Israel blasted into space history Thursday night (Friday Israel time) with the launch of its first-ever private spacecraft that will land on the moon.
A dramatic nighttime launch from Cape Canaveral sent Israel’s privately funded lunar lander on its way to a rendezvous with history. Israeli prime minister Benjamin Netanyahu was on hand in the control room.
“It’s a big step for Israel but a giant step for Israeli technology. The strength of Israel in the world is rising, rising, rising and rising to the moon,” Netanyahu said.
The spacecraft is called “Beresheet,” a reference to the words “in the beginning” from Genesis. While only about the size of a washing machine, its mission is out of this world.
After launching from Cape Canaveral, the spacecraft will make several lunar orbits before attempting a soft landing on the moon’s surface.

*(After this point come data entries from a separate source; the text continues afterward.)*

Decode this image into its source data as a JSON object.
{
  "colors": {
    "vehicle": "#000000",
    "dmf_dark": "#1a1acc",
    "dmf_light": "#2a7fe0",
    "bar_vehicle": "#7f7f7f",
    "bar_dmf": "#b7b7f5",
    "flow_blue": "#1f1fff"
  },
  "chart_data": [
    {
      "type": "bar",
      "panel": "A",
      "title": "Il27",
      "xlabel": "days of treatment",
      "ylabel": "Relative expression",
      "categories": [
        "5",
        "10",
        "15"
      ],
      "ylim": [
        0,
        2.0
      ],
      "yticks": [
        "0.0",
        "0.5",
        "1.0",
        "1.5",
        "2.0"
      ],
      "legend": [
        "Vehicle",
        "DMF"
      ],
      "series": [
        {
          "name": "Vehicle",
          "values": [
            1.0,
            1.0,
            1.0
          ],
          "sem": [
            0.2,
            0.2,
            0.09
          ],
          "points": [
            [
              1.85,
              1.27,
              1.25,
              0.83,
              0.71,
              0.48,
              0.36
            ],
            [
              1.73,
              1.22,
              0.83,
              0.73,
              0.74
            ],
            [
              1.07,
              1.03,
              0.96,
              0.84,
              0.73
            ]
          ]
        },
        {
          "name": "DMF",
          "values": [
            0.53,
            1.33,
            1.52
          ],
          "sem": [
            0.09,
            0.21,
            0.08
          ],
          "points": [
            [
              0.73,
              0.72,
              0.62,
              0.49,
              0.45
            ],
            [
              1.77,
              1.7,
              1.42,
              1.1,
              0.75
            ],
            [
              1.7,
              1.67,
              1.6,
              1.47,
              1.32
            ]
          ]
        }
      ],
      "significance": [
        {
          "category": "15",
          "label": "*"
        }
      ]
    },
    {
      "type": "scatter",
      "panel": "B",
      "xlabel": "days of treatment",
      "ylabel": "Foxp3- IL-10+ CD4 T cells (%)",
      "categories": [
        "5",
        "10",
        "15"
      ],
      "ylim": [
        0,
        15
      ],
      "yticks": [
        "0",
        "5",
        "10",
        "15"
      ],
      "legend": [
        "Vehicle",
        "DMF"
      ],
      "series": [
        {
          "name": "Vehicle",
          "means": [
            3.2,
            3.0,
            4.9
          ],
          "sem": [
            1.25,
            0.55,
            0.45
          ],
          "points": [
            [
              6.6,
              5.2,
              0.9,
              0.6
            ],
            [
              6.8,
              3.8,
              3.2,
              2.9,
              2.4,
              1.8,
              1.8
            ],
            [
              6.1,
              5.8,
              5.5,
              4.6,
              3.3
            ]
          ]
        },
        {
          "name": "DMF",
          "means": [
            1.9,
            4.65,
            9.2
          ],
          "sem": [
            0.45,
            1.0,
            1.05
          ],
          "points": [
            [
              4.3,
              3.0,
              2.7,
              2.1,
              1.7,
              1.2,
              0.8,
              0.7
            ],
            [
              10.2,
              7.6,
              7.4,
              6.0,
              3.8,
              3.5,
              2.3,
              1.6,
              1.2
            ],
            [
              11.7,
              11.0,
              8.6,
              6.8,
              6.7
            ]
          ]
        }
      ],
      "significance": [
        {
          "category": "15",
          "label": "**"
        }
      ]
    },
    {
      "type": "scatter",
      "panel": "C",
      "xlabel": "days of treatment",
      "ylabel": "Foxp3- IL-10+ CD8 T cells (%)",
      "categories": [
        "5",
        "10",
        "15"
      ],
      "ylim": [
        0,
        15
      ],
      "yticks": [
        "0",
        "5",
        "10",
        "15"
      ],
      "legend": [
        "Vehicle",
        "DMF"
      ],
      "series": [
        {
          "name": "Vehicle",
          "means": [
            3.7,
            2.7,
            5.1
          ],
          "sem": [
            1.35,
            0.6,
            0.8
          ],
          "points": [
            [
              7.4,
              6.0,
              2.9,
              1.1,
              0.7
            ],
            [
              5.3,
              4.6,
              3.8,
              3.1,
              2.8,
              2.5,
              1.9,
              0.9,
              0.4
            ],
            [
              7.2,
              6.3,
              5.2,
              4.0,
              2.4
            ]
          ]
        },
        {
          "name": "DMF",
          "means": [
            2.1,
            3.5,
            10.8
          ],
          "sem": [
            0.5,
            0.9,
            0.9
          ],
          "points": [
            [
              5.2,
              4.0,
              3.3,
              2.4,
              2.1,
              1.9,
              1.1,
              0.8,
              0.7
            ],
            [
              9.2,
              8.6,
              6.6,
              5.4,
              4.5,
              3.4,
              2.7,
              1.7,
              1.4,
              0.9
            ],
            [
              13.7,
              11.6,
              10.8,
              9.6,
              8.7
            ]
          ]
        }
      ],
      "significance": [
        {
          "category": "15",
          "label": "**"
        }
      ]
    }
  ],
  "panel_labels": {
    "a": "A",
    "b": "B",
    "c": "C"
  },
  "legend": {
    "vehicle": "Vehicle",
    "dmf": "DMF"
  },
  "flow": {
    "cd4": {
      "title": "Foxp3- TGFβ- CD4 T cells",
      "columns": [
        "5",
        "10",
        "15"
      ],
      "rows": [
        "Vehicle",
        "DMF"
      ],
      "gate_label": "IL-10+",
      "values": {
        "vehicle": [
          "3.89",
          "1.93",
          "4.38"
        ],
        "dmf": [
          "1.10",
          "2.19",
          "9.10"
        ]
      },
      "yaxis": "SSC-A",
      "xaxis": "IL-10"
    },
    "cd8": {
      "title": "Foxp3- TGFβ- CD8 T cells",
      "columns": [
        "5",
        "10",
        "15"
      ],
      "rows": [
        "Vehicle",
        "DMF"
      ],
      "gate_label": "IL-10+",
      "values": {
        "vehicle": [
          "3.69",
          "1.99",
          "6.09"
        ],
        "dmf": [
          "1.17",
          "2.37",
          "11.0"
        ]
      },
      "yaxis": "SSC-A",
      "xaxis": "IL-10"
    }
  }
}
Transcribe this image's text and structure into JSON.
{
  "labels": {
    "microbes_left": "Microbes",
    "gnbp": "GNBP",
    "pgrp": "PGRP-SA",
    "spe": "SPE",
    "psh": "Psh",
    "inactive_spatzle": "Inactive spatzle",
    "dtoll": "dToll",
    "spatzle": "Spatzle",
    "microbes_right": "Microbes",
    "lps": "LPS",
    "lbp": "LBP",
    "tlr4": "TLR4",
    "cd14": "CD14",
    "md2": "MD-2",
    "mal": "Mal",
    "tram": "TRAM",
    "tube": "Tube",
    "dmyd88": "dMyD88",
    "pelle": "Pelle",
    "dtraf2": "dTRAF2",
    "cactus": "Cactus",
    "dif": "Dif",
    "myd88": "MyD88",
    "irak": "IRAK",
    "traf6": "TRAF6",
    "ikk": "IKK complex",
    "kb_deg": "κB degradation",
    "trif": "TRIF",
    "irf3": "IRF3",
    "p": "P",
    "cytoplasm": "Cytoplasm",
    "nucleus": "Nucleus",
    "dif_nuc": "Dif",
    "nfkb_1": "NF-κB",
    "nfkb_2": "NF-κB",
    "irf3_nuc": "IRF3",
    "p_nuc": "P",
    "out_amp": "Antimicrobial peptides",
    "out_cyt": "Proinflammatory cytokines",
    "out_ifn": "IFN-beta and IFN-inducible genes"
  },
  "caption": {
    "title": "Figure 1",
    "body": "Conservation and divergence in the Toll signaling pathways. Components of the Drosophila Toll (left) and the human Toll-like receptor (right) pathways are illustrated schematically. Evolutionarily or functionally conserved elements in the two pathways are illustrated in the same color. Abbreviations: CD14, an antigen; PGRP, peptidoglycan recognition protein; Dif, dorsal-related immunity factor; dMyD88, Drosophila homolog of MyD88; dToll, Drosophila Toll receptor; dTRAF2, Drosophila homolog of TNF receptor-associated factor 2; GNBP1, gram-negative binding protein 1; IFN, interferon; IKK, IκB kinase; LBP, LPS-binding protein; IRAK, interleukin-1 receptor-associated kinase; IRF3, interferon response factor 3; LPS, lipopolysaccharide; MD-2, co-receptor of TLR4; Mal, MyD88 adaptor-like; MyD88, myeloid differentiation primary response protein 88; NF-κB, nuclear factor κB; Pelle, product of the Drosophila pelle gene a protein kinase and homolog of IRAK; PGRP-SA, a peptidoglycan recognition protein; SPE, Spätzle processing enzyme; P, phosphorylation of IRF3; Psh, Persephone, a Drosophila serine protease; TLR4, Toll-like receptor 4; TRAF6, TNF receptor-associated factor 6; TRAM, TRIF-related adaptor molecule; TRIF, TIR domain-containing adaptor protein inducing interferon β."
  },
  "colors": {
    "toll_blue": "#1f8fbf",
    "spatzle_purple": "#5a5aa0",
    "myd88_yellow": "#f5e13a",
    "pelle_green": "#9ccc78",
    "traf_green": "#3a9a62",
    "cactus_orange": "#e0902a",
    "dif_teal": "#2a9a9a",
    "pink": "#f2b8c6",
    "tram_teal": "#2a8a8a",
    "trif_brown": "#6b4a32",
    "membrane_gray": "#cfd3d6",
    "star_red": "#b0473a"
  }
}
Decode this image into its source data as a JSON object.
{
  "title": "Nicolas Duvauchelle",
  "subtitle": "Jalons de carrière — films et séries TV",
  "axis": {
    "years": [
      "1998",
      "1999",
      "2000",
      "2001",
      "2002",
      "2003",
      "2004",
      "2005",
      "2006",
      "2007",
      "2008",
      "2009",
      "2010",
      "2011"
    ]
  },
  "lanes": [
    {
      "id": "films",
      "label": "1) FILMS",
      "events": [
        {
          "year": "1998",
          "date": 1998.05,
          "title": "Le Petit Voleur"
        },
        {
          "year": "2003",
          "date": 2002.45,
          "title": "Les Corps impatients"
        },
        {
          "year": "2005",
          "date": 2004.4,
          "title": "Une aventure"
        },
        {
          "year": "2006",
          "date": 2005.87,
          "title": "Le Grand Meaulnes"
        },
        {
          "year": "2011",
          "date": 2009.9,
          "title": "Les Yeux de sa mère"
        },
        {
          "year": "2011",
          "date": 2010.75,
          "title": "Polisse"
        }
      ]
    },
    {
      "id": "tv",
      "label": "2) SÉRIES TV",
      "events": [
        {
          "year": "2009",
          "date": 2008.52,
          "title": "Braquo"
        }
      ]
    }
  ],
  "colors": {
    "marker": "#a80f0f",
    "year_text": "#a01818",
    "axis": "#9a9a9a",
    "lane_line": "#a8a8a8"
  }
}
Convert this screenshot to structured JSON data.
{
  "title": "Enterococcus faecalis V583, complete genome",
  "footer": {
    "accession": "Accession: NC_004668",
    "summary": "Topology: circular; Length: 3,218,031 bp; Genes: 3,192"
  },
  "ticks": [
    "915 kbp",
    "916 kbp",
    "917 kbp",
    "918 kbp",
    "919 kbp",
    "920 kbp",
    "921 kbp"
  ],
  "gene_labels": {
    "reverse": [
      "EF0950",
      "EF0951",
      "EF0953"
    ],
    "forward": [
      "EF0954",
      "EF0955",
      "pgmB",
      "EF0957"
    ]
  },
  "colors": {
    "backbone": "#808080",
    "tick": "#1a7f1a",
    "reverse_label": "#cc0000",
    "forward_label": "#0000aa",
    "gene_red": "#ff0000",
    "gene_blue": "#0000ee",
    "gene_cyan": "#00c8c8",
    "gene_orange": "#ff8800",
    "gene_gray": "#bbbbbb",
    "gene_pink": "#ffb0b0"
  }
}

The forty-day voyage culminates with a landing scheduled for April 11th. It will then send back video and high-resolution pictures and perform experiments. The mission has two goals. One is called the “Apollo Effect,” hoping to inspire the next generation.
“We want the Israeli kids and the Israeli youth to, we want to encourage them to learn STEM subjects – science, technology, engineering and informatics – and we hope that they will have this mission we will create the effect and encourage them. The second goal is to promote the space industry here in Israel … And I think we got it – one of the goals is already achieved,” explained Dr. Ido Antebi, CEO of SpaceIL.
Antebi says SpaceIL wants to show that a small country, with a small budget can join the prestigious moon landing club of the US, Russia, and China.
Israeli President Reuven Rivlin calls the venture “Zionism at its finest.”
The spacecraft is also bringing a time capsule including a miniature copy of the Bible, along with Israeli national symbols, including the saying “Am Israel Chai”: The People of Israel Live.